One of the reasons this is surprising is that you can calculate, from simulations that involve gravity, gas, feedback, radiation, and a host of other contributing factors, what the “minimum mass” of a system needs to be to initiate that first step of “fragmentation” from an initial molecular cloud of gas. The answer, although it’s perhaps a naive answer, is typically around 3-to-5 Jupiter masses.
So how, then, is it possible that we’re seeing Jupiter-mass objects, including an increasing fraction of binary objects at lower masses, all the way down to just 0.6 Jupiter masses?
The answer could very well be that star-formation is a great cosmic race, and in this race, there’s a tremendous difference between the 1st place finisher and the 1000th place finisher, and that the 10,000th place finisher — in an environment like the Orion Nebula — is unlikely to even get a chance to finish the race. Instead, what’s likely to occur is that once sufficient numbers of massive enough stars begin producing large enough amounts of ultraviolet radiation, those early-stage protostars, the ones that had yet to grow to a large enough mass to initiate nuclear fusion in their cores (or even, realistically, to get close), find their gas reserves depleted from the outside-in. They simply run out of matter, and come to permanently exist in whatever embryonic state they were in at the moment their stellar nurseries were blown away.

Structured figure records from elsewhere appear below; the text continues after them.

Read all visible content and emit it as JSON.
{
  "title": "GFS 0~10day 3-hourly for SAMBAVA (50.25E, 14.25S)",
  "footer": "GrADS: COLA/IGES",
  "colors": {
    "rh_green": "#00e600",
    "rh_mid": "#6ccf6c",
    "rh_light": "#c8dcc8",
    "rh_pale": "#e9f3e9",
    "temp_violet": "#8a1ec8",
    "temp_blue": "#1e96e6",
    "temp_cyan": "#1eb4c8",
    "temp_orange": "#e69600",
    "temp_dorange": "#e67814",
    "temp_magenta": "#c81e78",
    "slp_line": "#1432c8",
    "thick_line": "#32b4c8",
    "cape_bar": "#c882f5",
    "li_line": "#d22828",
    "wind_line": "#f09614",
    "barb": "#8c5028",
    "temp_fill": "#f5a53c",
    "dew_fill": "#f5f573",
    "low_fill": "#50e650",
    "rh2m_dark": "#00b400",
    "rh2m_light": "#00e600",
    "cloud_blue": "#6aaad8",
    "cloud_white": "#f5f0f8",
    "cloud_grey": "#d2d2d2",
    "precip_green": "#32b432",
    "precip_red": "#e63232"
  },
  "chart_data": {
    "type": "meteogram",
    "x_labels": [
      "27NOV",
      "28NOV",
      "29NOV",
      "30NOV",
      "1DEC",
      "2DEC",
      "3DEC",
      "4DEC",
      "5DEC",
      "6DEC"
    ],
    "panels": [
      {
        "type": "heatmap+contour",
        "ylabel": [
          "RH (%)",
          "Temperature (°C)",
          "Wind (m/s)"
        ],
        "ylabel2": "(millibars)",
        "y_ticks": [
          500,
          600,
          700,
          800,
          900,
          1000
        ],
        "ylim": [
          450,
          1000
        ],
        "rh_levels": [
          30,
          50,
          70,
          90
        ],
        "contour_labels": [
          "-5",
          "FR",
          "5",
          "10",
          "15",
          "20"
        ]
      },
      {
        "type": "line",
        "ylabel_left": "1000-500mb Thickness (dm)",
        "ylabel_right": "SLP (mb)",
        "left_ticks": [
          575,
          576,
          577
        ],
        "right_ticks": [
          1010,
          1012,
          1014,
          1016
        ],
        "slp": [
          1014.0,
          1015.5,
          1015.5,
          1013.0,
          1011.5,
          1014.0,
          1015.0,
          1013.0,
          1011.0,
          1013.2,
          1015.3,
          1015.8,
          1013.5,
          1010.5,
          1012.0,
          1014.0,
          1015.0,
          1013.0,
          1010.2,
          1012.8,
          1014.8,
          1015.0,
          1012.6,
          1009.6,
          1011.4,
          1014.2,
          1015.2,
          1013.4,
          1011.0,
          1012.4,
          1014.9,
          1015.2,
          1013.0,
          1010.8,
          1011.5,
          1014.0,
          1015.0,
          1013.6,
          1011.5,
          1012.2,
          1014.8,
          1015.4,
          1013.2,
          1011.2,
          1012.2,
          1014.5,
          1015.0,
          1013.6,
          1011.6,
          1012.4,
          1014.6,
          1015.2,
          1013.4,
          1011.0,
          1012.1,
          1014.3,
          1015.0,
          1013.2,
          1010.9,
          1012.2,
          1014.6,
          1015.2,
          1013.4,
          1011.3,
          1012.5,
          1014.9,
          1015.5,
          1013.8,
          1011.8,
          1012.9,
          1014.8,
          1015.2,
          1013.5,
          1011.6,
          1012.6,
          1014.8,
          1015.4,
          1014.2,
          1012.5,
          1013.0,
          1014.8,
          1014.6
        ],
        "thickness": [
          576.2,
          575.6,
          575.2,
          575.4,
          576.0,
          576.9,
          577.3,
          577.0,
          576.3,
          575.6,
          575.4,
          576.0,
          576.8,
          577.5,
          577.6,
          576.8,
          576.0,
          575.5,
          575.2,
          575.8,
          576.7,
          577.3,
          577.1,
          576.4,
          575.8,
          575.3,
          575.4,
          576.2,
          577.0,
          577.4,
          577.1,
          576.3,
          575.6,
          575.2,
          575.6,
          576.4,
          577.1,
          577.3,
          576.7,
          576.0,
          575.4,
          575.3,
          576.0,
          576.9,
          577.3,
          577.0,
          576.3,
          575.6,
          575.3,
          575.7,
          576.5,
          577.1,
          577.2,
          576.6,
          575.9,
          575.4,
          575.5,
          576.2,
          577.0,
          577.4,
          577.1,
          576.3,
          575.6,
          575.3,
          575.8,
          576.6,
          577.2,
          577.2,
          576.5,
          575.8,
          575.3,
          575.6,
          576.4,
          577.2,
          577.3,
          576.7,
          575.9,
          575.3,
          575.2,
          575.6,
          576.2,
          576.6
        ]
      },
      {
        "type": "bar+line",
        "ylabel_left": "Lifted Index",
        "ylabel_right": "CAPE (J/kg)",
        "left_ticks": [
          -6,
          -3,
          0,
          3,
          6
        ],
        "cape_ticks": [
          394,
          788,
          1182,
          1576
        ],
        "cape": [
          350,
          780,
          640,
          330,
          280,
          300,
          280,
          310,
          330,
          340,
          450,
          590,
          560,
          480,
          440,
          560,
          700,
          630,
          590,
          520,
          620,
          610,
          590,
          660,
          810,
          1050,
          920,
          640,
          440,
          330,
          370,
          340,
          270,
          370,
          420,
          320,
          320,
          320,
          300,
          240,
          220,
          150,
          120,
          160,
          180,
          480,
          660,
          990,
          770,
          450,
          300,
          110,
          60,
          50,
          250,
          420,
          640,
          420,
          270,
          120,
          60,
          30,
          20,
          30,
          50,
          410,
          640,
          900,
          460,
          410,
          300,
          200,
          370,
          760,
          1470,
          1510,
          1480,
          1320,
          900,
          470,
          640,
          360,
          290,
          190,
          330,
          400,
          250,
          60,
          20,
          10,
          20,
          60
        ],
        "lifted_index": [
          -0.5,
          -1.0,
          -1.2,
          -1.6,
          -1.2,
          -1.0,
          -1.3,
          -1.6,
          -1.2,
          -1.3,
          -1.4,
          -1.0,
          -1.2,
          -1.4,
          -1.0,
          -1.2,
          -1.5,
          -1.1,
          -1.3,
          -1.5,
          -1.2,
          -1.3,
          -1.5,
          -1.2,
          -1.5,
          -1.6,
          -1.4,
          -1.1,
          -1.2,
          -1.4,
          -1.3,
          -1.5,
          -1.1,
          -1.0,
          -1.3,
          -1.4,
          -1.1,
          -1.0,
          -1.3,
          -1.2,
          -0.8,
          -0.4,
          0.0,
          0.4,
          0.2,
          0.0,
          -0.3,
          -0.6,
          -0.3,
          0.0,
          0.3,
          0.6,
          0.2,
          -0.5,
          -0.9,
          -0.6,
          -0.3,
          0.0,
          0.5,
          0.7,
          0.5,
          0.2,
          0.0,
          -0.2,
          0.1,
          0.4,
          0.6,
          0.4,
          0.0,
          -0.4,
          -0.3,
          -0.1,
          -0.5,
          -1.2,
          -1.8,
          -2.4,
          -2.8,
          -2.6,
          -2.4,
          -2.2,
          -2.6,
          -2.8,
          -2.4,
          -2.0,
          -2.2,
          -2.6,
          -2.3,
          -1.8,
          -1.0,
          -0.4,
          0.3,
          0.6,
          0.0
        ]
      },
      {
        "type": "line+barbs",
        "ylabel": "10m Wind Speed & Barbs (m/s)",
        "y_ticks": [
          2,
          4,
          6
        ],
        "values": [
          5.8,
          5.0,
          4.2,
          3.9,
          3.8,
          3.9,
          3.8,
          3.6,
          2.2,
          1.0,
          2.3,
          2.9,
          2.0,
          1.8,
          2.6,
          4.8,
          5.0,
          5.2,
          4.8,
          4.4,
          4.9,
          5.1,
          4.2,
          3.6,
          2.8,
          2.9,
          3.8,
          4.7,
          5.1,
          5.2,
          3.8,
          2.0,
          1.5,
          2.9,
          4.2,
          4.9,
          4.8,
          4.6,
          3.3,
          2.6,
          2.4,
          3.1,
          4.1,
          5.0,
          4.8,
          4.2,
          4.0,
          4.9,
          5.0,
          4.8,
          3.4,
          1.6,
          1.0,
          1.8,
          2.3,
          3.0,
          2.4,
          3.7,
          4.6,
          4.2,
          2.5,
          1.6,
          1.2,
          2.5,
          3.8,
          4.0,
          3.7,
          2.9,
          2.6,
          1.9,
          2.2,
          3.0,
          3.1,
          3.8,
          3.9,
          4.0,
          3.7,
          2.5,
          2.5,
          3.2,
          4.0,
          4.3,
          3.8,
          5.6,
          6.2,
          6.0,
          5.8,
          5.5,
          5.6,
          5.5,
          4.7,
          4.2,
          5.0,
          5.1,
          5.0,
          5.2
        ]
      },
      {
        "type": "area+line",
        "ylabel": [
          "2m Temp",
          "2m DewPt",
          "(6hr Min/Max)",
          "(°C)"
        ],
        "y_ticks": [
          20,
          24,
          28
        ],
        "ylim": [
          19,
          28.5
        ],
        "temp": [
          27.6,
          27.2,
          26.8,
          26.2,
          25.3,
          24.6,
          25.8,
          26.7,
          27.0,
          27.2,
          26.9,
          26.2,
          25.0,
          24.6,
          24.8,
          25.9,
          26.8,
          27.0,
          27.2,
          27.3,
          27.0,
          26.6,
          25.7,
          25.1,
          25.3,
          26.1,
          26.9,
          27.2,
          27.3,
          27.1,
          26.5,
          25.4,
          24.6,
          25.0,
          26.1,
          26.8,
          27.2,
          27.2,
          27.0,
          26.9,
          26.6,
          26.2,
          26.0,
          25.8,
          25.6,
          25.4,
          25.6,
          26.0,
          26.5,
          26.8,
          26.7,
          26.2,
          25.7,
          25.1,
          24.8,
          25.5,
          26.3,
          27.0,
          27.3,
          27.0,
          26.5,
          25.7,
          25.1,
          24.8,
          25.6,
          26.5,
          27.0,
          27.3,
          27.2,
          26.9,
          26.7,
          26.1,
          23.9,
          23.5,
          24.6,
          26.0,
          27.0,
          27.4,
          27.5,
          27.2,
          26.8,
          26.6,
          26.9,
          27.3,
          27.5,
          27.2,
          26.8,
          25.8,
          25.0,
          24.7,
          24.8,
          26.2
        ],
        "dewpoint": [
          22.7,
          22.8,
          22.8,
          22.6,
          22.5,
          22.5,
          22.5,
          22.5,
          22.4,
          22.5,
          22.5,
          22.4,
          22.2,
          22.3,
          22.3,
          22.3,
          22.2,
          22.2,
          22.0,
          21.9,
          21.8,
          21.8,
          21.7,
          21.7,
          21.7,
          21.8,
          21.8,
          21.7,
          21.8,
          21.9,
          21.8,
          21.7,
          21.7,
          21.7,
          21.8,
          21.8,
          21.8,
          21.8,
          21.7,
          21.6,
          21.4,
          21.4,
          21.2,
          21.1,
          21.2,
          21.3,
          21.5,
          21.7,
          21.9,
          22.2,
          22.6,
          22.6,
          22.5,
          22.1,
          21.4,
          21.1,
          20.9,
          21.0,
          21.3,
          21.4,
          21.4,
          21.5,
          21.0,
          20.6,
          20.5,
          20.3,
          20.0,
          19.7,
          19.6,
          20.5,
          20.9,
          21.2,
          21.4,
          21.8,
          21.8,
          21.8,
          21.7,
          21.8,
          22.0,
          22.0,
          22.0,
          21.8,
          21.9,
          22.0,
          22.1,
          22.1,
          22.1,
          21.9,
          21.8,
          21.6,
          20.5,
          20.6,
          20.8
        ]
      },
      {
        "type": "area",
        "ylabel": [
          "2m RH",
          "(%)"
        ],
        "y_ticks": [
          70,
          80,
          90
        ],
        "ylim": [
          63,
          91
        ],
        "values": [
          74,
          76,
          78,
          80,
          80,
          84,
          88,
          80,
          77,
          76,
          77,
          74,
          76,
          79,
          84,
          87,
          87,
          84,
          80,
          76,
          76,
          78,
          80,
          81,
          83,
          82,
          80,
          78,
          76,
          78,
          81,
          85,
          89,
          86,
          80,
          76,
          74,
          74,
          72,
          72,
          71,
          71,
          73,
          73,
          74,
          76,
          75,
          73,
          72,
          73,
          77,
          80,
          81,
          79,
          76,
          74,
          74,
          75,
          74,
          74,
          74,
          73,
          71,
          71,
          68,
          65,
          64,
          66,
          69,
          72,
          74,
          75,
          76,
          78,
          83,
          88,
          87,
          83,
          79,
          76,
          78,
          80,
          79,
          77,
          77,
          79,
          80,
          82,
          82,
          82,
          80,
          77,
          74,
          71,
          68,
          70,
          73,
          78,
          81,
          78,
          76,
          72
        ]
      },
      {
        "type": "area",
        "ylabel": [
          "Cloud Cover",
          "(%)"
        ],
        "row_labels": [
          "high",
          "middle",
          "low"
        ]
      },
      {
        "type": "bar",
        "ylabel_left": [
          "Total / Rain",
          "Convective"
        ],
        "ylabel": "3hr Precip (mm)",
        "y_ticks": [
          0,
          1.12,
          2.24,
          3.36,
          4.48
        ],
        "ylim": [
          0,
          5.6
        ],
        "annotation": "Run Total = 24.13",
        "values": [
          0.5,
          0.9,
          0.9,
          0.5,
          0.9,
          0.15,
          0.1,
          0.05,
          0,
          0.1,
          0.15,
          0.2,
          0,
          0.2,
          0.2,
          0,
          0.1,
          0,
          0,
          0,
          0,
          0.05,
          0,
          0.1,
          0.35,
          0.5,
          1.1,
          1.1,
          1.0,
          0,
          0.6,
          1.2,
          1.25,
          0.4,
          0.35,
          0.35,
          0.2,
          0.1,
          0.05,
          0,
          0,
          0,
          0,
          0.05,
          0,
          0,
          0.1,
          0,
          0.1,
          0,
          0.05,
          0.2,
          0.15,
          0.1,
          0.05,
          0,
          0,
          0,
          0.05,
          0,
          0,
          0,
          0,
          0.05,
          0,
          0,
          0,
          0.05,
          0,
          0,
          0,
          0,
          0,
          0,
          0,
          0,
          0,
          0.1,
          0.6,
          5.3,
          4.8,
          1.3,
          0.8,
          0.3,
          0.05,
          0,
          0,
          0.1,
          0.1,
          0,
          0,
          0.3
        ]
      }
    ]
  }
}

It’s still healthy speculation at this point, as this new class of object has never been seen before, and the critical steps that result in their formation have not yet been observationally identified, but these JuMBOs may be the direct result of a new class of planet: not the rogue planets that were ejected from a star system that was in the process of forming planets, but rather the seeds of what would have been a star, if not for the violence of their environments. In other words, whereas ejected planets are orphans, ripped from their parent star(s) through gravitational violence, many of these Jupiter-mass planets, including the JuMBOs detected here, are the remnants of an abortive process that simply prevented them from growing up into a full-fledged stellar system of their own.
The good news is, with longer-term observations of the more nebulous regions that are undergoing active star-formation — including within the Orion Nebula but also in other locales within the Milky Way — we should be able to gather the necessary observational data to see precisely how and from where these objects, as well as all objects formed in these regions, arise. For right now, however, we have no choice but to accept the observational data for what it is at face value: a puzzle. After all, finding a plausible mechanism by which something can arise is easy. Demonstrating that it’s actually the mechanism at play is the hard part.